Pattern Classification, 2nd Edition, Richard O. Duda, Peter E. Hart, David G. Stork, ISBN: 978-0-471-05669-0, Wiley-Interscience, 2000
Project and Final oral exam.
The exam consists in a project assigned to each student individually. The student must demonstrate of being able to read and understand a scientific article from the literature on one of the topics of the course. The student, by preparing a report, must be able to describe and discuss with criticism and scientific rigor the assigned article. Moreover, he/she must provide a feasible and reliable implementation of the algorithm and replicate the experiments discussed in the paper as well as to try to widen the analysis of the results with his/her own experimentation. At this stage, the student can freely arrange his work and schedule, no deadlines are provided to the delivery of the project.
The student accesses to the second and final part of the exam, the oral test, just when he/she believes that the project is ready to be discussed.

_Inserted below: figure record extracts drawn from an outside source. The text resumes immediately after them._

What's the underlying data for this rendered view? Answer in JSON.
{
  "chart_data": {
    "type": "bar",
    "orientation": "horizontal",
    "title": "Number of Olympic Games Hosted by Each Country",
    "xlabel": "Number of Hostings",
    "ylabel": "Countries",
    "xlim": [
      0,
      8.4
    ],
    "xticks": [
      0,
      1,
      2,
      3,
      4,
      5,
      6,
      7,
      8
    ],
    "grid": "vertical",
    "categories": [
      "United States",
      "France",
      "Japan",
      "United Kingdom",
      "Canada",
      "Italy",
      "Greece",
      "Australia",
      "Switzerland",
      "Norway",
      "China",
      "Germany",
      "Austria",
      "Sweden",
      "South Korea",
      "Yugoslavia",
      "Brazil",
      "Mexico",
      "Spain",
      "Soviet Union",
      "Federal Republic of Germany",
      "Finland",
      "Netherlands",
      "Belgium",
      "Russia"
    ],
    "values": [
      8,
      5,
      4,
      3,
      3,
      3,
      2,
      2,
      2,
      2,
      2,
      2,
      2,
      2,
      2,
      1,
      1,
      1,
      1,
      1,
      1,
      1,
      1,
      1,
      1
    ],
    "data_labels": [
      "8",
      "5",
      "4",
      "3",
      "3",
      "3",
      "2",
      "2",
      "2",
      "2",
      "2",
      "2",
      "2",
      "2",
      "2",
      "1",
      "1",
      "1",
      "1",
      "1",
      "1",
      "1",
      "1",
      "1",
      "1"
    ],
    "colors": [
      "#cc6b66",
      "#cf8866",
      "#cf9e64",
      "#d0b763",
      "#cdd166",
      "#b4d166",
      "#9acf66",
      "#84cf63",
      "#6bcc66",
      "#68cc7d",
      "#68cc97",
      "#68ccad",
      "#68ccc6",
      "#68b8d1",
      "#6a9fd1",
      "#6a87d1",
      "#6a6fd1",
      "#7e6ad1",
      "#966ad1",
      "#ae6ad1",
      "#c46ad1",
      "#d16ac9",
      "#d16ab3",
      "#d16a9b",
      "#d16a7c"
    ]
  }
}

Thus, the student book a reservation for the incoming exam session. The oral test is organised in two separate parts. In the first part the student presents and discuss the project (possibly with the support of few slides) to the teacher. On completion of such a first stage, the oral test continues with some questions about the theoretical topics of the course. The teacher will evaluate the maturity of the student and his/her ability of providing answers with appropriate terms and technical/scientific rigor.
The final score will consider of both the accuracy of the presentation of the project and the quality of the oral test. The maximum score assigned is 30 and the minimum to pass the exam is 18.
The learning material is provided, in English, through the e-learning platform at the following weblink http://e-scienzeetecnologie.uniparthenope.it. To access the published material, the student must be regularly registered at the platform and subscribed at the course.
Appointments are taken by contacting the teacher by email.